Scene identiche a quelle vissute dal penalista Emanuele Perego: “Ci siamo chiusi all’interno di un’aula appena abbiamo sentito i colpi. Non ci siamo mossi. Nessuno ci ha fatto sapere cosa stava succedendo. Soltanto dopo un’ora un agente della Digos ha bussato alla porta e ci ha detto che potevamo uscire. L’evacuazione? L’abbiamo gestita da soli, nessuno ha coordinato un bel niente”, racconta l’avvocato davanti all’entrata laterale di via Friguglia, da dove entra la moglie del giudice Ciampi per vedere il corpo del marito, davanti al quale rimane qualche minuto, prima di uscire piangendo. La inseguono fotografi e cameraman che sono ammassati all’esterno insieme a decine di legali, persone che questa mattina avevano un’udienza e molti magistrati. Uno di loro è fuori di sé. Chiede di rimanere anonimo perché lo sfogo in cui si lancia è pesante: “Da venti anni lavoro qui. Quello che è successo è inaccettabile. Come può una persona entrare armata in tribunale nonostante i metal dector e i controlli e compiere una mattanza del genere. Spero che cadano le teste di chi ha la responsabilità di questa negligenza”.

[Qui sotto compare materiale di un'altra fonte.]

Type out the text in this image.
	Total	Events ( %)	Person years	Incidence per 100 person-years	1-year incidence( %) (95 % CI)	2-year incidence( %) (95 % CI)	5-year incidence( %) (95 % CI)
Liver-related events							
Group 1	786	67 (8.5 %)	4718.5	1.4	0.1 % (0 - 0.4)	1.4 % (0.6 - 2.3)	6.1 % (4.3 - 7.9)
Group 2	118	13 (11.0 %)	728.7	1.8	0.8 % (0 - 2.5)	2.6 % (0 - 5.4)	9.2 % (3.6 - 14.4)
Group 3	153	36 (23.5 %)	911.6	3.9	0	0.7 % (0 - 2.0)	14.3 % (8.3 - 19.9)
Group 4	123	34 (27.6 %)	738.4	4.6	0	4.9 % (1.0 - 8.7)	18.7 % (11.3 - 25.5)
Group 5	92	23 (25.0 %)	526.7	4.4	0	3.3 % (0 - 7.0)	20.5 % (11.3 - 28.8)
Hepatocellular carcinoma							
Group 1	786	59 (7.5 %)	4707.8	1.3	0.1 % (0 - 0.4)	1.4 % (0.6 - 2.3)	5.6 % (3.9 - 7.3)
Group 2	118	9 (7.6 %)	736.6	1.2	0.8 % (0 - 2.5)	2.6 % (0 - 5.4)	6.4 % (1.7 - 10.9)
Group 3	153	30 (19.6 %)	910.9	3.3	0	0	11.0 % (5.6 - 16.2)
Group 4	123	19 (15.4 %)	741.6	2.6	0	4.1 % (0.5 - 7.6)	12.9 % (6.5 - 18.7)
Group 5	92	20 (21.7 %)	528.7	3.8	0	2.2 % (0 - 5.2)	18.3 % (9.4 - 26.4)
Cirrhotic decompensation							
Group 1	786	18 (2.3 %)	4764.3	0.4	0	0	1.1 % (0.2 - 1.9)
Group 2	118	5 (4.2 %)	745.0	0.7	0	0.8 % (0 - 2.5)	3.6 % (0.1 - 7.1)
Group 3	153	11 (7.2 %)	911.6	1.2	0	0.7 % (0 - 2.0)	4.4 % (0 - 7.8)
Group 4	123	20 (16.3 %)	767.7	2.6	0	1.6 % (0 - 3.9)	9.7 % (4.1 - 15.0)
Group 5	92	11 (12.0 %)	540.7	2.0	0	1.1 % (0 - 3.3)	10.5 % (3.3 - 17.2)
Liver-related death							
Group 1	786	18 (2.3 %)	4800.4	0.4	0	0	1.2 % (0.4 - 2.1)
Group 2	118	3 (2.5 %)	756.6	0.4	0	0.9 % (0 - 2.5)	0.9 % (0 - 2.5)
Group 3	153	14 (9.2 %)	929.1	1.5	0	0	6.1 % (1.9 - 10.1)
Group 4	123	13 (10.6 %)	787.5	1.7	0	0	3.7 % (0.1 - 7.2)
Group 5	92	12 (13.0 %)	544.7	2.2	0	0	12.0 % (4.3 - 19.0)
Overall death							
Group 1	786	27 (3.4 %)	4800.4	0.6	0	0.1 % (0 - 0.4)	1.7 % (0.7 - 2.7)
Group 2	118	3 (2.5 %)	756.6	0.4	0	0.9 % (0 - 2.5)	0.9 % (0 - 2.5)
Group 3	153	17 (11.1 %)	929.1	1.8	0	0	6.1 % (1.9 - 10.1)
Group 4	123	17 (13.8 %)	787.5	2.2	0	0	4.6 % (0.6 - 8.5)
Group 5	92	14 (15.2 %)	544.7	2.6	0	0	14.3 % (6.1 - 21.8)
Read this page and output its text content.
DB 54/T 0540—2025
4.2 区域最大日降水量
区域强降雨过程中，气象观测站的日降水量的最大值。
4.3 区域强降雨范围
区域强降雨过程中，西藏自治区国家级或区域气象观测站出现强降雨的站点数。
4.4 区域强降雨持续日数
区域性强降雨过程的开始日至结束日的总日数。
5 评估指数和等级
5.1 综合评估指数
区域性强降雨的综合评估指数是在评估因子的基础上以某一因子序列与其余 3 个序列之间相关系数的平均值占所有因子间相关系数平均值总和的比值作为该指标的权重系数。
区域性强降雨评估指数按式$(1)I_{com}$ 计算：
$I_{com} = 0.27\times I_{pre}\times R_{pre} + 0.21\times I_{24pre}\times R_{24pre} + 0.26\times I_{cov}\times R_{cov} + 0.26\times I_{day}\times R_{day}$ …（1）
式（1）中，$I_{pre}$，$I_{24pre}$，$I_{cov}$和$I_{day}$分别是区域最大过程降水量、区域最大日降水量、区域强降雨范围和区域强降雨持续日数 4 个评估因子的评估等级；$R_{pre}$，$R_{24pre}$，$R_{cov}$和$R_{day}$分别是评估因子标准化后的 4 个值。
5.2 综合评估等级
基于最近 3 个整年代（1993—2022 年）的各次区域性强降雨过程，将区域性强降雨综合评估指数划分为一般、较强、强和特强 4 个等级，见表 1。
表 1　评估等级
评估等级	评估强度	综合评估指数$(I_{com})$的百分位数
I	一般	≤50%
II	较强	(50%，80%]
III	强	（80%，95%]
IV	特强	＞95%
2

Già, come ha fatto Giardiello a entrare armato in uno dei luoghi più sorvegliati della città? E’ quello che si chiedono tutti fuori da Palazzo che rimane inaccessibile fino alle 14. Circolano ipotesi, che hanno tutte dell’incredibile. “Giardiello è entrato insieme all’avvocato, quindi non è passato dai varchi dei metal detector”. “Giardiello ha sfilato la pistola a un carabiniere o a una guardia carceraria”. “Uno dei metal detector ai varchi era fuori uso”. Crollano tutte. La più attendibile la avanza il procuratore di Milano Edmondo Bruti Liberati in conferenza stampa: “Giardiello sarebbe entrato mostrando un falso tesserino dall’ingresso laterale di via Manara e dalla porta riservata all’accesso di magistrati, avvocati e cronisti”.

Ipotesi. Perché per ora le uniche certezze fornite dalle forze dell’ordine raccontano quello che Giardiello ha fatto dopo il suo ingresso. Quando l’aula del processo e l’ufficio al secondo piano del giudice Ciampi si trasformano nel suo personale poligono di tiro con sagome in carne e ossa. Poi la fuga in sella a uno scooter, a venti chilometri lontano da Milano. Direzione: Carvico, provincia di Bergamo. L’obiettivo: Massimo D’Anzuoni, suo socio di minoranza, che Giardiello vuole uccidere per chiudere definitivamente i conti. Ma i carabinieri lo fermano prima che il mosaico prenda forma. Il cortocircuito nella sua testa si arresta solo quando viene disarmato e ammanettato nel parcheggio Le Torri Bianche di Vimercate. Un’ora e mezzo dopo gli spari. Certezze che messe insieme immortalano il blackout sicurezza in uno degli edifici pubblici più sensibili di Milano. La città dove tra 22 giorni esatti inizierà Expo.